Gery Schwager gschwager@ktipp.ch
Die Familie steht hoch im Kurs. Parteien und Verbände überbieten sich mittlerweile fast täglich mit Vorschlägen zu Mutterschaftsurlaub und...
Wie sich Beruf und Familie besser unter einen Hut bring en lassen: Das Beispiel Metron AG im aargauischen Brugg
Mehr Zeit für die Kinder - das wünschen sich viele berufstätige Eltern. Unternehmen mit familienfreundlichen Strukturen sind deshalb attraktiv auf dem Arbeitsmarkt.
Gery Schwager gschwager@ktipp.ch
Die Familie steht hoch im Kurs. Parteien und Verbände überbieten sich mittlerweile fast täglich mit Vorschlägen zu Mutterschaftsurlaub und Familienpolitik.
Es gibt aber auch Organisationen, die sich diesen Themen bereits widmeten, als das noch nicht im Trend lag - zum Beispiel die Alliance F, wie der Bund Schweizerischer Frauenorganisationen heute heisst. Mit dem Prix Alliance F zeichnet sie alle zwei Jahre eine Firma aus, die besonders familienfreundliche Strukturen aufweist.
Für Alliance-F-Präsidentin Sibylle Burger-Bono steht fest: Von familienfreundlichen Strukturen profitiert jedes Unternehmen. Grund: Die Wechsel beim Personal halten sich in Grenzen. Damit geht der Firma wenig Geschäftserfahrung verloren und sie muss auch nicht dauernd für teures Geld neue Leute rekrutieren und einarbeiten. Ausserdem nehmen Motivation und Arbeitsleistung der Angestellten zu, «weil sie sicher sind, ihre Familie und den Beruf unter einen Hut zu bringen», so Burger-Bono.

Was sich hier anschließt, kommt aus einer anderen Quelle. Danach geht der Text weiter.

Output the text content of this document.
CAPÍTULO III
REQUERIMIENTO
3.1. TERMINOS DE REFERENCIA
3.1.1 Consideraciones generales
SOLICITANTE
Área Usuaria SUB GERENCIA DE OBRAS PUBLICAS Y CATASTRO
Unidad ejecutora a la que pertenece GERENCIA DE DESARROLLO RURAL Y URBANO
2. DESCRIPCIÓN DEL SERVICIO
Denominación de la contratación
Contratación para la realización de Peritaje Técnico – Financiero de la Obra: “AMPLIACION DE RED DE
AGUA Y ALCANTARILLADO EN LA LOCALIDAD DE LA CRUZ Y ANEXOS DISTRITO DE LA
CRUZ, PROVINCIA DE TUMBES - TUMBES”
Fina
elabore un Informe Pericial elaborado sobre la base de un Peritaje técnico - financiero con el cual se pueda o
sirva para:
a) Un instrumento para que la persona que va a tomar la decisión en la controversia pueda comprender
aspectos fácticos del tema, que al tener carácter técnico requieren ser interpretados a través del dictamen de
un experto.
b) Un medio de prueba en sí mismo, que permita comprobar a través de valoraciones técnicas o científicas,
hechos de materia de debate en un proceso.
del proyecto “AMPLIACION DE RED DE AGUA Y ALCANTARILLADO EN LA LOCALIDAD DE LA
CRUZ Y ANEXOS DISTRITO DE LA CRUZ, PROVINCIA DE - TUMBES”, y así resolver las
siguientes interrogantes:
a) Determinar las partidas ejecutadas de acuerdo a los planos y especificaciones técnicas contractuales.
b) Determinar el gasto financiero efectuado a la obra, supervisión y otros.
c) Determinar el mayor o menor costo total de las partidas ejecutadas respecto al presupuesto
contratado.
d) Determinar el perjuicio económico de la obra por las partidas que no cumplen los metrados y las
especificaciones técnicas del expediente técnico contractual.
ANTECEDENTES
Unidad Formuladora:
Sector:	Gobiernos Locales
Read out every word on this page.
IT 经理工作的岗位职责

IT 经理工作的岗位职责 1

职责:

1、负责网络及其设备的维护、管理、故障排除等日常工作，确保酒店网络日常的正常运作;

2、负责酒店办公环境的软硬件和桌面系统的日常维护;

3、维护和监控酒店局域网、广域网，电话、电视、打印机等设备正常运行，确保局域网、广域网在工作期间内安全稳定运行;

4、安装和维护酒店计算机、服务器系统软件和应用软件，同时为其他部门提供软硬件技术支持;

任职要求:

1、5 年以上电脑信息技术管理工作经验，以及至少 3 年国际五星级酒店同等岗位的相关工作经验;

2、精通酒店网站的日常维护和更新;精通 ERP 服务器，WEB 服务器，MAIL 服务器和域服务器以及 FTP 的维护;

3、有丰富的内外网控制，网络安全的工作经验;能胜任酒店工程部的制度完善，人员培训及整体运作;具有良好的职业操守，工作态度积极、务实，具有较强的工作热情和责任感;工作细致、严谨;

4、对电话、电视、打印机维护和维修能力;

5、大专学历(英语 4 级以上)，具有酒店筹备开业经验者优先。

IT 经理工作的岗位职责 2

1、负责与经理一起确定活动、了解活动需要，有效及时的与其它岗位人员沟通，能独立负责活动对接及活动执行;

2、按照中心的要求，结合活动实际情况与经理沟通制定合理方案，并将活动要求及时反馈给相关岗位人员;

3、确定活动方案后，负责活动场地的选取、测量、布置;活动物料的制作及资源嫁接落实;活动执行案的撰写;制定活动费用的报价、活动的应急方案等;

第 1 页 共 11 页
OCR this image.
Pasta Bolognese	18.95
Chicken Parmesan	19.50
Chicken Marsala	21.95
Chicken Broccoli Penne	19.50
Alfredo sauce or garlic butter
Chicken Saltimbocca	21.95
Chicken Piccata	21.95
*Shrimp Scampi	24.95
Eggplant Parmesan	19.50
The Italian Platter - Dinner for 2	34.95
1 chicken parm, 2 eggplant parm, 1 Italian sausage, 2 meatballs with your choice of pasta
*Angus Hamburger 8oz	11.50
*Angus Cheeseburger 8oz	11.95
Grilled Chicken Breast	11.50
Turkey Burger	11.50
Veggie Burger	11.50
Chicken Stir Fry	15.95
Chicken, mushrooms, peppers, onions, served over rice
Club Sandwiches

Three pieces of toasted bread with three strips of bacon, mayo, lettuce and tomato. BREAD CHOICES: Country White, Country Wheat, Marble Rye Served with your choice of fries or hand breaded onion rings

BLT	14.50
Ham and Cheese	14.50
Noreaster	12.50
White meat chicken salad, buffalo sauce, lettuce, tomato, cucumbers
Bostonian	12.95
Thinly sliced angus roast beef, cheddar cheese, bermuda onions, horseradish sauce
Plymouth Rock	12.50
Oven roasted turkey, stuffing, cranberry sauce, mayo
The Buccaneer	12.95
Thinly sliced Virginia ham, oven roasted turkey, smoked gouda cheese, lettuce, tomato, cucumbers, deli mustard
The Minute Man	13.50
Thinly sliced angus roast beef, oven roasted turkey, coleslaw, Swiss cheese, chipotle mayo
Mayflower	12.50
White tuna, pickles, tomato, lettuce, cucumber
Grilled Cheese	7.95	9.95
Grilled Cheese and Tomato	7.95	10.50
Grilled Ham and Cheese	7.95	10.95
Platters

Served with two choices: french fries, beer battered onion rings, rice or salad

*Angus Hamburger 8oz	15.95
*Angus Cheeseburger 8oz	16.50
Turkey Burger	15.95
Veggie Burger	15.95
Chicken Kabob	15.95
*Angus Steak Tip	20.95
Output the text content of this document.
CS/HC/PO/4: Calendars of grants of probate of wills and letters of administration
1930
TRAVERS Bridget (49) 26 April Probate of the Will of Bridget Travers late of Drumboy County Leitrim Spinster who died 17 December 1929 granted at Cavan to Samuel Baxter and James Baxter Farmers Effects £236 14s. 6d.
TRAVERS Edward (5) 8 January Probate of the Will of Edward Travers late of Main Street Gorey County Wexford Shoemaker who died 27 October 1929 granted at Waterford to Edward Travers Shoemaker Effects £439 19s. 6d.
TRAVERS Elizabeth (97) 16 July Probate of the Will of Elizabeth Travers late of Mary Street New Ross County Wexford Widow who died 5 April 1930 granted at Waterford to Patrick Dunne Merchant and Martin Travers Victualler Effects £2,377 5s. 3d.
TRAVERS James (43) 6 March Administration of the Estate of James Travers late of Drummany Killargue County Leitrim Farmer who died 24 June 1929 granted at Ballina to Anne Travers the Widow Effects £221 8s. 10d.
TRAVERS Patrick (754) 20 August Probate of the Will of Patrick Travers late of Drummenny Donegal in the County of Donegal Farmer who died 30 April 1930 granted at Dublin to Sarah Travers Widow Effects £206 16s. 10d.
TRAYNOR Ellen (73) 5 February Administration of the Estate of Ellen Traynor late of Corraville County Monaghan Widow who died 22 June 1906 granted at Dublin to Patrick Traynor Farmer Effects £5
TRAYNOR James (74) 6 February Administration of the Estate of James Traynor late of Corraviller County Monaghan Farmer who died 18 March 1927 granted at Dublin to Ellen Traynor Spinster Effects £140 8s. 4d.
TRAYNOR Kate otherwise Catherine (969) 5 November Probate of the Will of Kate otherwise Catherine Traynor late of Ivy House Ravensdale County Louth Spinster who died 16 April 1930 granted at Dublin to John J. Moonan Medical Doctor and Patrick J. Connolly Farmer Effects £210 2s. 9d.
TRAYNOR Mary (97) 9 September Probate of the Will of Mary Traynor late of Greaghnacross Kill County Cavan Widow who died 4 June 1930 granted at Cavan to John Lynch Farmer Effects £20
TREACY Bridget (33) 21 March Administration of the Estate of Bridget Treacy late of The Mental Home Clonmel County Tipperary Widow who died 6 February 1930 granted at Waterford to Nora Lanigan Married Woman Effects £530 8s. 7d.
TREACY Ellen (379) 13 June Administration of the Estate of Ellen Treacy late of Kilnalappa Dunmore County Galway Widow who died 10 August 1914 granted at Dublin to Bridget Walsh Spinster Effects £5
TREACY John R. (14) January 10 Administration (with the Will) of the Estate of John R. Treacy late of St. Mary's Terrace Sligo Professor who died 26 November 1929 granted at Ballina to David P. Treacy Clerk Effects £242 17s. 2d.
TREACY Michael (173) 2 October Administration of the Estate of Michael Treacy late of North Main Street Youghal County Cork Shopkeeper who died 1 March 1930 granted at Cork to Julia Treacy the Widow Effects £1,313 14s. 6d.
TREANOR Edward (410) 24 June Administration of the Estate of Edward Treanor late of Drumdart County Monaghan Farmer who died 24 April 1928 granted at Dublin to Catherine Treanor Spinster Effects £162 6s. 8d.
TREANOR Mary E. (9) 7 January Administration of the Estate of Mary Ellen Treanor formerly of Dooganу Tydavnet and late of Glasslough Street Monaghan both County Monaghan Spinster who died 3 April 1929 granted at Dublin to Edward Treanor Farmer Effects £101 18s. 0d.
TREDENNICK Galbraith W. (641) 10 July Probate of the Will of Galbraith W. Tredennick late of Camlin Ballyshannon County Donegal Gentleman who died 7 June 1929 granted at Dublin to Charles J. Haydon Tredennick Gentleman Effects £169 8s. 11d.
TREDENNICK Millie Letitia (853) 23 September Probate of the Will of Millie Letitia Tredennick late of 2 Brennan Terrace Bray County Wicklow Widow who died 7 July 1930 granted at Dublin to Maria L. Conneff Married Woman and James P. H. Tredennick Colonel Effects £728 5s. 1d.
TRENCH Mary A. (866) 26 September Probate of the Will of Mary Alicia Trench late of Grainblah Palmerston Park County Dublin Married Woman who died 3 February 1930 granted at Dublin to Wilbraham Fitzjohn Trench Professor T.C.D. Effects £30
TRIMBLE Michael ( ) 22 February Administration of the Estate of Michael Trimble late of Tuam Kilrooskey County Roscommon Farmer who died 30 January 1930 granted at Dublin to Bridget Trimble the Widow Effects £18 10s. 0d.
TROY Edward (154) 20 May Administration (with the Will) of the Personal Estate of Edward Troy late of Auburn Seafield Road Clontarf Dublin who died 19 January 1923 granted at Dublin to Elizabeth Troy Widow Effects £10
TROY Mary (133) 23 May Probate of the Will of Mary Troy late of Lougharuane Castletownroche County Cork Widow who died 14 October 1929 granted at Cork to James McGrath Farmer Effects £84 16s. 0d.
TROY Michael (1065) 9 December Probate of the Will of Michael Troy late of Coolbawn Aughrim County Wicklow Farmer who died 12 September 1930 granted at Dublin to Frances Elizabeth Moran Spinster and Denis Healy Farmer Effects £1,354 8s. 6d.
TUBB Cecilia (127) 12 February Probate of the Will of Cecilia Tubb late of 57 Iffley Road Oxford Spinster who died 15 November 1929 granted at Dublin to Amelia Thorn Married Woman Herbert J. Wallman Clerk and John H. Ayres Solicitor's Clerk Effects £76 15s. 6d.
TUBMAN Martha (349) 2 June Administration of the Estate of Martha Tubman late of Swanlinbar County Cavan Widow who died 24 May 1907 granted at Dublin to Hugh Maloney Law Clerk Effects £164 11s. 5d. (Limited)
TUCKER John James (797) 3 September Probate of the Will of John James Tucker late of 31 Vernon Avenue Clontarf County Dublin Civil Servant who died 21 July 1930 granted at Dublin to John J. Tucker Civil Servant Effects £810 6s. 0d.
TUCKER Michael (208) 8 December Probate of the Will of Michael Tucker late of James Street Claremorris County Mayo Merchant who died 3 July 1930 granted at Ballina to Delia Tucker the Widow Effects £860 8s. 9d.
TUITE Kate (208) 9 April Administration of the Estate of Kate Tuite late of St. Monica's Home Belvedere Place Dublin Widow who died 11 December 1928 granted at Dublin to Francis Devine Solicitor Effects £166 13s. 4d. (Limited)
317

Das sieht Metron-Sprecherin Heidi Balmer auch so. Ihre Arbeitgeberin, die Metron AG im aargauischen Brugg, ist Gewinnerin des ersten Prix Alliance F. Das Dienstleistungsunternehmen für die Fachbereiche Architektur, Raumentwicklung, Verkehr, Landschaft und Umwelt hat sich gegen 30 Mitbewerber durchgesetzt.
Konkret bietet die Metron AG ihren 110 Mitarbeiterinnen und Mitarbeitern in allen Funktionen die Möglichkeit, Teilzeit zu arbeiten und die Arbeitszeit flexibel einzuteilen. Zudem erhalten Mütter vier Monate bezahlten Mutterschaftsurlaub, Väter immerhin fünf bezahlte freie Tage; beide dürfen anschliessend bis zu acht Monate unbezahlten Urlaub beziehen.
Ferner bezahlt die Firma ergänzend zu den kantonalen Kinderzulagen ein Erziehungsgeld: Fürs erste Kind gibts 300, fürs zweite 200 und fürs dritte 100 Franken pro Monat. Allein erziehende Elternteile erhalten eine zusätzliche finanzielle Unterstützung.
Teilzeitarbeit ist begehrt bei Angestellten
Die familienfreundlichen Strukturen des Unternehmens kommen bei der Belegschaft gut an. Besonders begehrt sind Teilzeitarbeit und flexible Arbeitszeiten, wie die Alliance F mit einer Umfrage bei den Metron-Angestellten herausgefunden hat.
Das bestätigt auch Andrea Grolimund, Geschäftsleitungsmitglied im Metron-Architekturbereich. Grolimund ist selber Mutter zweier Kinder und arbeitet in einem 70-Prozent-Pensum. Sie möchte die Teilzeitarbeit sowie die Flexibilität bei der Einteilung ihrer Arbeitszeit nicht mehr missen: «So kann ich Familie und Beruf gut miteinander vereinbaren.»
Gleichermassen positiv äussert sich Raumplanungs-Geschäftsleiter Daniel Kolb: «Die flexiblen Arbeitszeiten ermöglichen es mir zum Beispiel, später ins Büro zu kommen mit der Begründung, meine beiden Kinder hüten zu müssen - und das ist akzeptiert. Es braucht dazu keine aufwändigen Ausnahmeregelungen oder abenteuerlichen Rechtfertigungen.»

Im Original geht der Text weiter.